Three of the `12 submissions made by Prince George organizations dealt with education, Committee Deputy Chair Carole James says that is typical of the submissions from other venues “I would say if there was something that was consistent community by community, it really is the issue of both k-12 and post secondary education.”
She says issues raised include the pressures people are facing in the k-12 system from school closures to not enough support for students with special needs while in the post secondary education area its about the huge debt loads students face, and the lack of access to upgrading with adult basic education.
Then there’s social services and again it’s about funding. James says not for profits are facing major financial challenges ” Gaming grants have come up, consistent funding, stable funding is a theme if you listen a to the groups whether it’s education whether it’s sports groups or arts groups, people are all saying the same thing. Doing things by short term grants isn’t the way to fix the challenges we are facing in our province, we need long term stable funding then we can go out and find matching funding.
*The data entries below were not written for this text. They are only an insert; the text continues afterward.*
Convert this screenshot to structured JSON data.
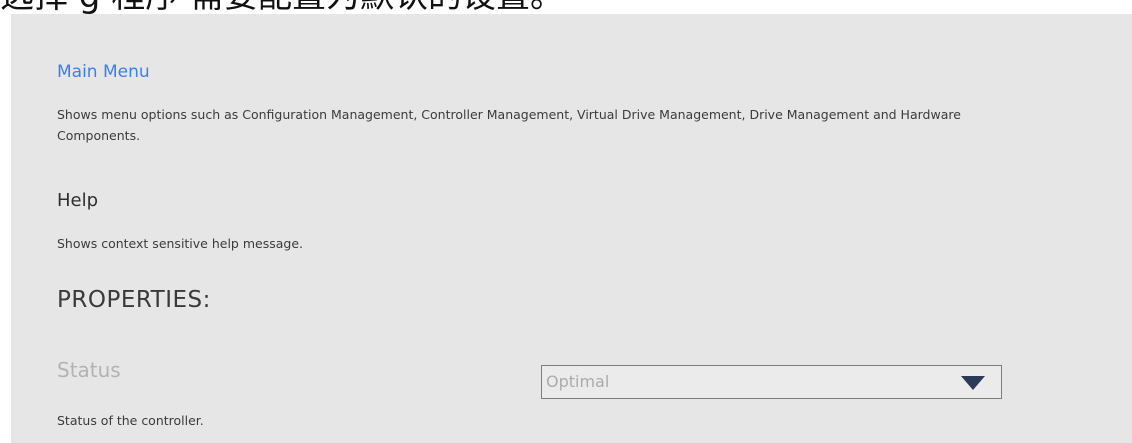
{
  "top_strip": {
    "text": "选择 g 程序 需要配置为默认的设置。"
  },
  "main_menu": {
    "title": "Main Menu",
    "description": "Shows menu options such as Configuration Management, Controller Management, Virtual Drive Management, Drive Management and Hardware Components."
  },
  "help": {
    "title": "Help",
    "description": "Shows context sensitive help message."
  },
  "properties": {
    "heading": "PROPERTIES:",
    "status": {
      "label": "Status",
      "value": "Optimal",
      "description": "Status of the controller."
    }
  },
  "icons": {
    "dropdown": "triangle-down-icon"
  },
  "colors": {
    "link": "#3a7ff0",
    "panel_background": "#e6e6e6",
    "disabled_text": "#b3b3b3",
    "select_border": "#7d7d7d"
  }
}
I think that the renewing part for me is that these groups and organizations and others presenting, aren’t asking for government to fix it all, they’re saying ‘we’ll go out and find matching funds, we’re able to stretch a dollar better than anyone can, but we need that stable funding as our anchor in order to be able to find that other funding.”
The issue was also front and centre for the Child Development Centre, which says 56% of the children it works with in Prince George are developmentally delayed when entering kindergarten and only 10% of those children are ‘delayed’ due to biological reasons. The centre says it is facing a financial crunch, having not seen any financial increases in years. It asked for a 50% increase in its therapy programs to cover the gaps in demand. It also asked for the Province to stop systematically underfunding child development services across BC.
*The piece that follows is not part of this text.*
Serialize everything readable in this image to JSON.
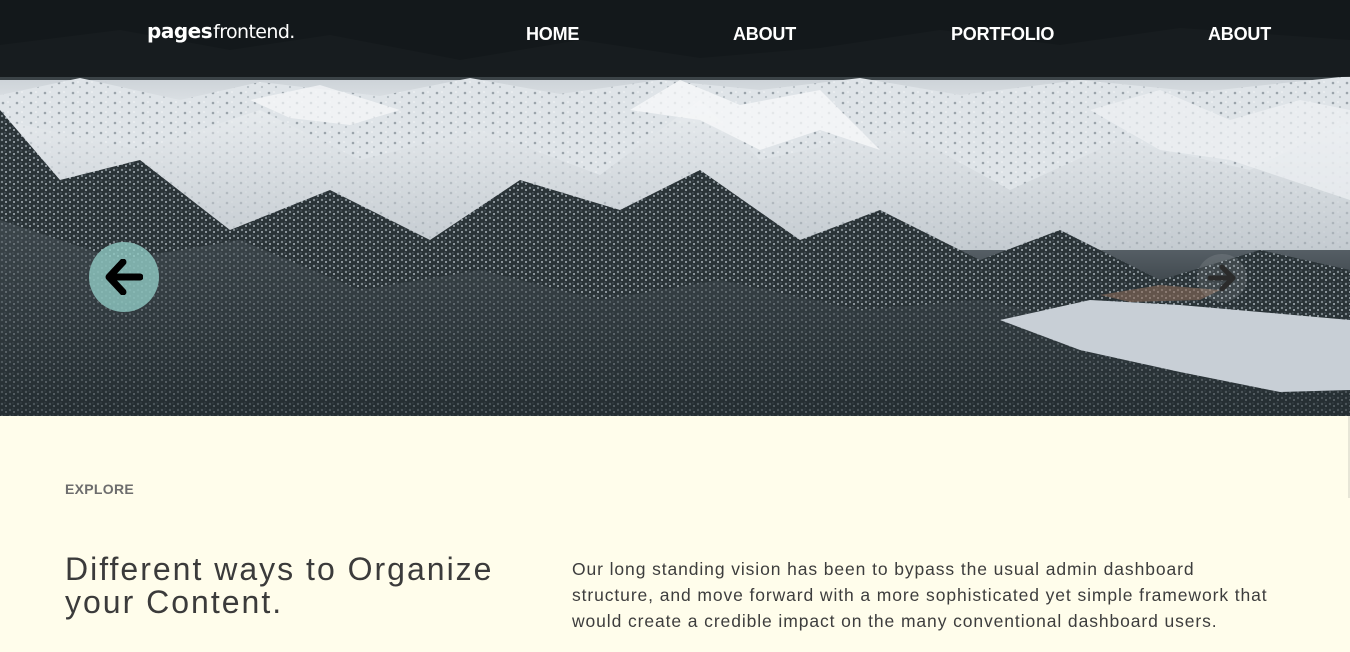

The Physiotherapists for Northern Communities called for an increase in seats for physiotherapy training with 20 of those seats to be made available for education at UNBC. During the summer, the lack of physiotherapists was a “critical” with some physicians no longer referring patients for physiotherapy because there just aren’t any available to provide the service. “When someone is injured it is critical there is timely intervention” said physiotherapist Terry Fedorkiw. They also pointed out there are no physiotherapists at any of the residential care facilities in Prince George. Once again, they stressed the importance of training students in the north the students will stay in the north.
The submissions must be received by October 14th, and the Committee must issue its report to government by November 15th.